A Geographic Information Systems (GIS) Approach for Estimating Runoff Characteristics for Erosion and Sediment Control Practices in the Southeastern United States

Abstract

Soil discharged from construction sites to nearby waterbodies have a negative impact on water quality and the aquatic ecosystem. Therefore, it is necessary to develop a stormwater pollution prevention plan (SWPPP) in accordance with the National Pollutant Discharge Elimination System (NPDES) Construction General Permit (CGP) requirements. The SWPPP dictates the erosion and sediment control practices to employ on a construction site to minimize the amount of soil leaving the site and entering a waterbody. Runoff characteristics (i.e.,, peak flow rate, total runoff volume, rainfall intensity, etc.) are required when selecting appropriate erosion and sediment control practices. Various methods (e.g. Rational Method, Hydrograph method and etc.) have been developed to estimate peak flow rate from a watershed.

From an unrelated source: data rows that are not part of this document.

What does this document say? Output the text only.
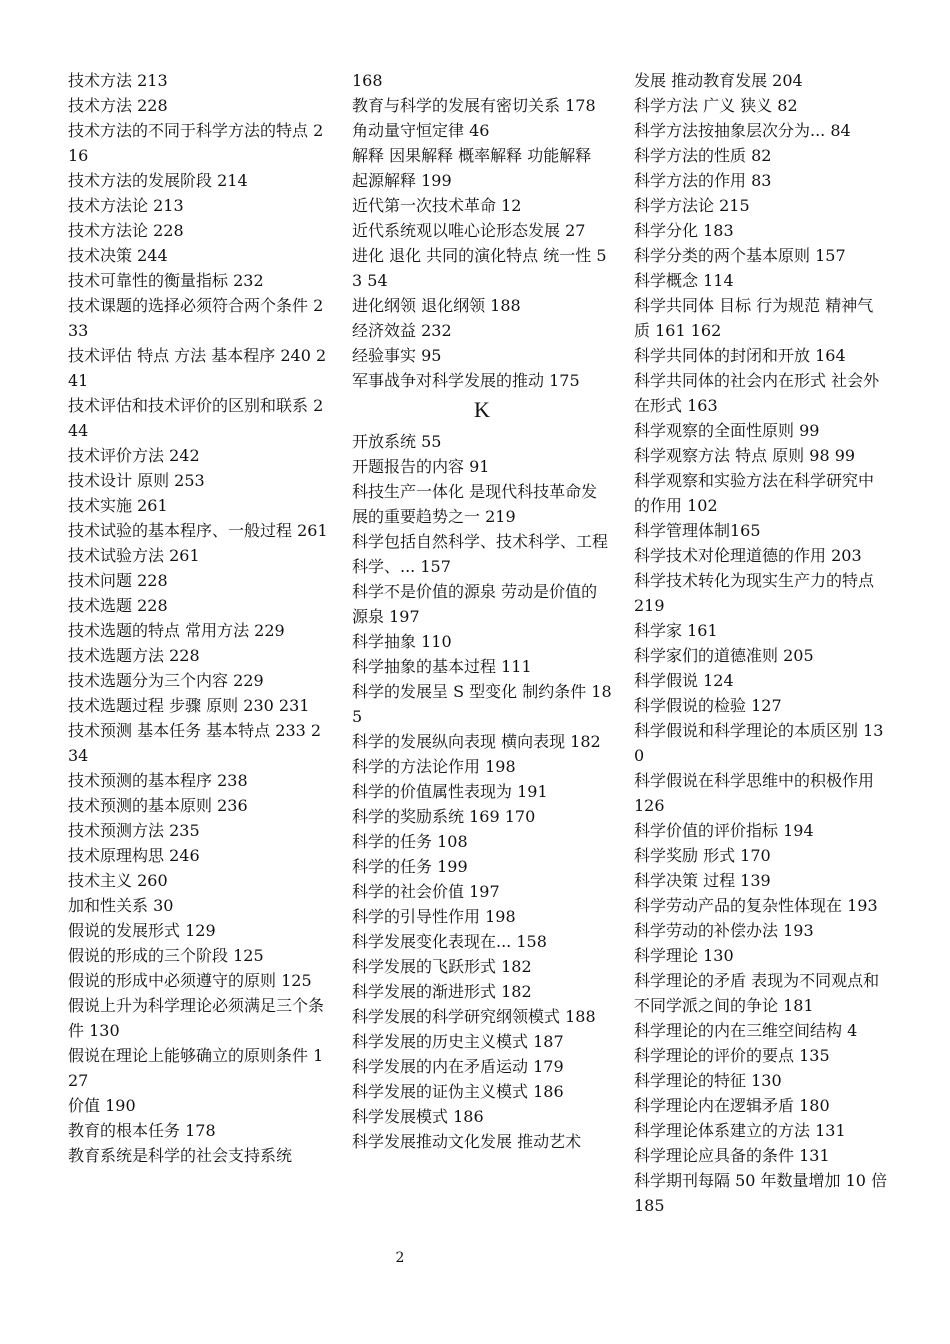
技术方法 213

技术方法 228

技术方法的不同于科学方法的特点 216

技术方法的发展阶段 214

技术方法论 213

技术方法论 228

技术决策 244

技术可靠性的衡量指标 232

技术课题的选择必须符合两个条件 233

技术评估 特点 方法 基本程序 240 241

技术评估和技术评价的区别和联系 244

技术评价方法 242

技术设计 原则 253

技术实施 261

技术试验的基本程序、一般过程 261

技术试验方法 261

技术问题 228

技术选题 228

技术选题的特点 常用方法 229

技术选题方法 228

技术选题分为三个内容 229

技术选题过程 步骤 原则 230 231

技术预测 基本任务 基本特点 233 234

技术预测的基本程序 238

技术预测的基本原则 236

技术预测方法 235

技术原理构思 246

技术主义 260

加和性关系 30

假说的发展形式 129

假说的形成的三个阶段 125

假说的形成中必须遵守的原则 125

假说上升为科学理论必须满足三个条件 130

假说在理论上能够确立的原则条件 127

价值 190

教育的根本任务 178

教育系统是科学的社会支持系统

168

教育与科学的发展有密切关系 178

角动量守恒定律 46

解释 因果解释 概率解释 功能解释 起源解释 199

近代第一次技术革命 12

近代系统观以唯心论形态发展 27

进化 退化 共同的演化特点 统一性 53 54

进化纲领 退化纲领 188

经济效益 232

经验事实 95

军事战争对科学发展的推动 175

K

开放系统 55

开题报告的内容 91

科技生产一体化 是现代科技革命发展的重要趋势之一 219

科学包括自然科学、技术科学、工程科学、... 157

科学不是价值的源泉 劳动是价值的源泉 197

科学抽象 110

科学抽象的基本过程 111

科学的发展呈 S 型变化 制约条件 185

科学的发展纵向表现 横向表现 182

科学的方法论作用 198

科学的价值属性表现为 191

科学的奖励系统 169 170

科学的任务 108

科学的任务 199

科学的社会价值 197

科学的引导性作用 198

科学发展变化表现在... 158

科学发展的飞跃形式 182

科学发展的渐进形式 182

科学发展的科学研究纲领模式 188

科学发展的历史主义模式 187

科学发展的内在矛盾运动 179

科学发展的证伪主义模式 186

科学发展模式 186

科学发展推动文化发展 推动艺术

发展 推动教育发展 204

科学方法 广义 狭义 82

科学方法按抽象层次分为... 84

科学方法的性质 82

科学方法的作用 83

科学方法论 215

科学分化 183

科学分类的两个基本原则 157

科学概念 114

科学共同体 目标 行为规范 精神气质 161 162

科学共同体的封闭和开放 164

科学共同体的社会内在形式 社会外在形式 163

科学观察的全面性原则 99

科学观察方法 特点 原则 98 99

科学观察和实验方法在科学研究中的作用 102

科学管理体制165

科学技术对伦理道德的作用 203

科学技术转化为现实生产力的特点 219

科学家 161

科学家们的道德准则 205

科学假说 124

科学假说的检验 127

科学假说和科学理论的本质区别 130

科学假说在科学思维中的积极作用 126

科学价值的评价指标 194

科学奖励 形式 170

科学决策 过程 139

科学劳动产品的复杂性体现在 193

科学劳动的补偿办法 193

科学理论 130

科学理论的矛盾 表现为不同观点和不同学派之间的争论 181

科学理论的内在三维空间结构 4

科学理论的评价的要点 135

科学理论的特征 130

科学理论内在逻辑矛盾 180

科学理论体系建立的方法 131

科学理论应具备的条件 131

科学期刊每隔 50 年数量增加 10 倍 185

2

For this study, the Hydrograph method is selected to estimate the peak flow rate from a 1 acre typical highway median drainage basin in Southeastern U.S. The prediction models of runoff characteristic (i.e., peak flow rate, 30/60/90 minute average flow rates, and the 24 hour total runoff volume) are developed for the entire Southeastern U.S. using PondpackTM, ArcGISTM and ExcelTM. After collecting weighted curve number (CNW) and rainfall depth (P) for a 2-yr, 24-hr storm event data for the study area, designers can input collected data into prediction models and calculate project specific runoff characteristics for projects under consideration in the Southeastern U.S.. The prediction models can assist designers to calculate runoff characteristics from a typical highway median drainage basin or develop site-specific prediction models of runoff characteristics with specified procedures introduced later. The prediction models of Southeastern U.S. are proved to be effective when applying on the state of Alabama, therefore, the prediction models for entire Southeastern U.S. can be also used to predict runoff characteristics from individual States located in Southeastern U.S. In addition, by comparing two different rainfall databases (TP-40 and Atlas 14) and the prediction models generated based upon them (the prediction models for TP-40 are cited from Perez). It can be concluded that Atlas 14 rainfall database is more accurate than TP-40 and the data collected from Atlas 14 is under a raster file which can imported directly into GIS, therefore, Atlas 14 is better than TP-40 in this study.